Dillinger and his gang robbed more than a dozen banks between May 1933 and July 1934, stealing more than $300,000 (which is $5m in today’s money). Because he made a point of only taking thebank’s money (telling all the customers to keep their cash) the press and public saw him as a modern day Robin Hood, robbing those who made their money by robbing others.

This was a hard man to catch. Public Enemies is his story but it also sheds light on the agent who relentlessly pursued him from state to state. Christian Bale, who’s normally so intense an actor you fear your couch will catch fire, underplays his agent Melvin Purvis, his accent as slow and steady as his determination to catch Dillinger, America’s first Public Enemy Number One.

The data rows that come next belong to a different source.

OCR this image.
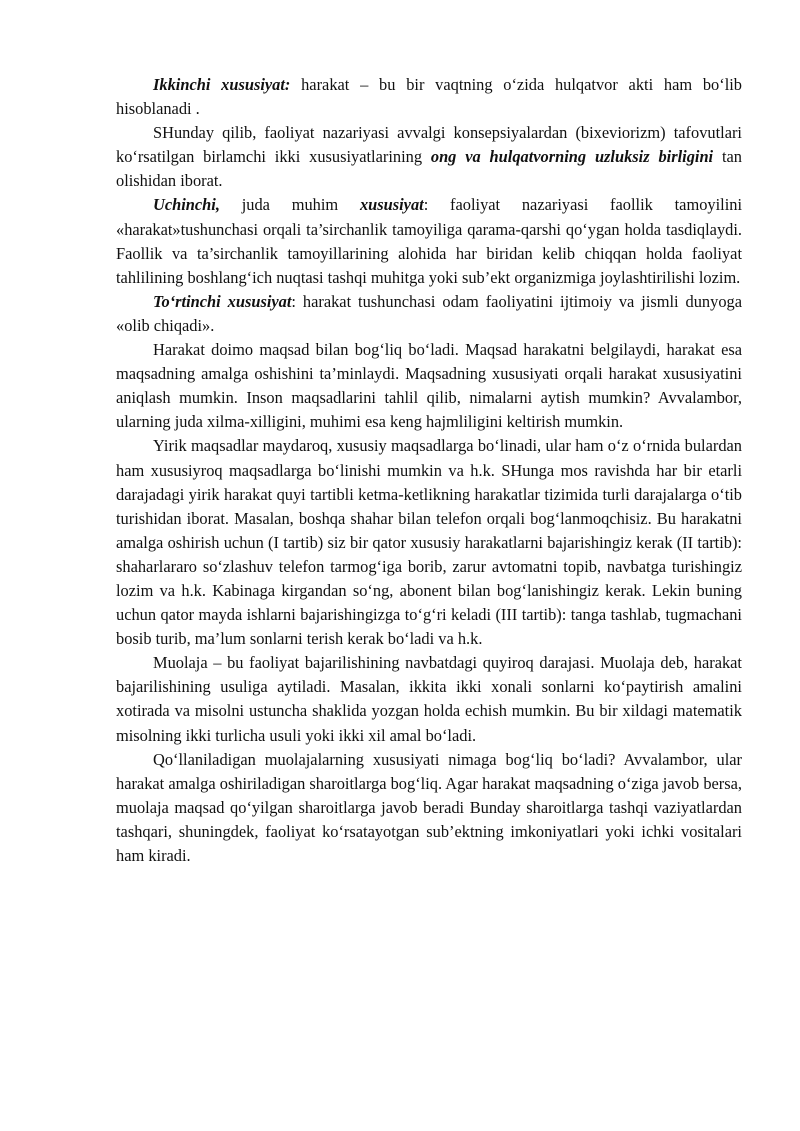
Ikkinchi xususiyat: harakat – bu bir vaqtning o‘zida hulqatvor akti ham bo‘lib hisoblanadi .

SHunday qilib, faoliyat nazariyasi avvalgi konsepsiyalardan (bixeviorizm) tafovutlari ko‘rsatilgan birlamchi ikki xususiyatlarining ong va hulqatvorning uzluksiz birligini tan olishidan iborat.

Uchinchi, juda muhim xususiyat: faoliyat nazariyasi faollik tamoyilini «harakat»tushunchasi orqali ta’sirchanlik tamoyiliga qarama-qarshi qo‘ygan holda tasdiqlaydi. Faollik va ta’sirchanlik tamoyillarining alohida har biridan kelib chiqqan holda faoliyat tahlilining boshlang‘ich nuqtasi tashqi muhitga yoki sub’ekt organizmiga joylashtirilishi lozim.

To‘rtinchi xususiyat: harakat tushunchasi odam faoliyatini ijtimoiy va jismli dunyoga «olib chiqadi».

Harakat doimo maqsad bilan bog‘liq bo‘ladi. Maqsad harakatni belgilaydi, harakat esa maqsadning amalga oshishini ta’minlaydi. Maqsadning xususiyati orqali harakat xususiyatini aniqlash mumkin. Inson maqsadlarini tahlil qilib, nimalarni aytish mumkin? Avvalambor, ularning juda xilma-xilligini, muhimi esa keng hajmliligini keltirish mumkin.

Yirik maqsadlar maydaroq, xususiy maqsadlarga bo‘linadi, ular ham o‘z o‘rnida bulardan ham xususiyroq maqsadlarga bo‘linishi mumkin va h.k. SHunga mos ravishda har bir etarli darajadagi yirik harakat quyi tartibli ketma-ketlikning harakatlar tizimida turli darajalarga o‘tib turishidan iborat. Masalan, boshqa shahar bilan telefon orqali bog‘lanmoqchisiz. Bu harakatni amalga oshirish uchun (I tartib) siz bir qator xususiy harakatlarni bajarishingiz kerak (II tartib): shaharlararo so‘zlashuv telefon tarmog‘iga borib, zarur avtomatni topib, navbatga turishingiz lozim va h.k. Kabinaga kirgandan so‘ng, abonent bilan bog‘lanishingiz kerak. Lekin buning uchun qator mayda ishlarni bajarishingizga to‘g‘ri keladi (III tartib): tanga tashlab, tugmachani bosib turib, ma’lum sonlarni terish kerak bo‘ladi va h.k.

Muolaja – bu faoliyat bajarilishining navbatdagi quyiroq darajasi. Muolaja deb, harakat bajarilishining usuliga aytiladi. Masalan, ikkita ikki xonali sonlarni ko‘paytirish amalini xotirada va misolni ustuncha shaklida yozgan holda echish mumkin. Bu bir xildagi matematik misolning ikki turlicha usuli yoki ikki xil amal bo‘ladi.

Qo‘llaniladigan muolajalarning xususiyati nimaga bog‘liq bo‘ladi? Avvalambor, ular harakat amalga oshiriladigan sharoitlarga bog‘liq. Agar harakat maqsadning o‘ziga javob bersa, muolaja maqsad qo‘yilgan sharoitlarga javob beradi Bunday sharoitlarga tashqi vaziyatlardan tashqari, shuningdek, faoliyat ko‘rsatayotgan sub’ektning imkoniyatlari yoki ichki vositalari ham kiradi.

What’s remarkable, at least for these types of ‘cops ’n robbers’ movies, is the lack of personal emnity between them. Both are just doing their jobs. If you’re expecting the brooding aggression of director Michael Mann’s previous male protaganists (De Niro and Pacino in Heat or Cruise and Fox in Collateral) then you’re looking for the wrong kind of testosterone.

Dillinger is a charismatic rebel, Purvis a Southern gentleman. It’s left to Baby Face Nelson (Britain’s Stephen Graham) to be the real ghoul of the story.

In many ways Dillinger is like an earlier American folk hero, Jesse James. Both were criminals whose apparent honour and choice of victim appealed to the common man. Both were immortalised in the media of their day. And both knew, despite their fame and because of their fame that their lives would be short.

Watch The Assasination of Jesse James by the Coward Robert Ford (with a moody Brad Pitt) and you’ll see what I mean. The cinematography, all browns, grays and nightime yellows, remove any distracting colours, allowing you to focus on James’ haunted face.

In Public Enemies it’s no different. Same colours, same focus, same attention to period detail. Dillinger, like James, is fascinated by his image in the newspapers, on cinema news reels and how it reflects back in the eyes of those around him. Celebrity is appealing to him (he won’t do kidnappings, for example, because the public, ‘don’t like kidnappings’) even if it spells his certain doom. With each successful bank raid or escape from prison comes the realisation that despite his charm or his smarts, his luck will run out, that all this will come to a violent end.

There is probably a lesson there. Something about the poisoned chalice of fame. Certainly, all the serious crooks in the movie keep their heads down, working the numbers in shady backrooms (another reference to today’s boardroom-led crisis) rather than commit daylight robbery.

But Public Enemies is also about what desperation does to a man. Dillinger, with his charm, would have been a great entrepreneur today, but it was desperation which drove him into crime. It is desperation which ultimately forces Agent Purvis to use every trick (blurring the line between right and wrong) in the book to catch Dillinger. And it is desperation which makes Hoover bend the law in order to win his ‘war on crime’ (a theme reminiscent of today’s ‘war on terror’).

It’s nothing new, of course. The Bible is full of such desperate men and women (David was not exactly thinking straight with Bathsheba). Yet even now, in these tough times, those stories act as a reminder to be wary of easy solutions, abusing power and letting desperation dictate your decisions.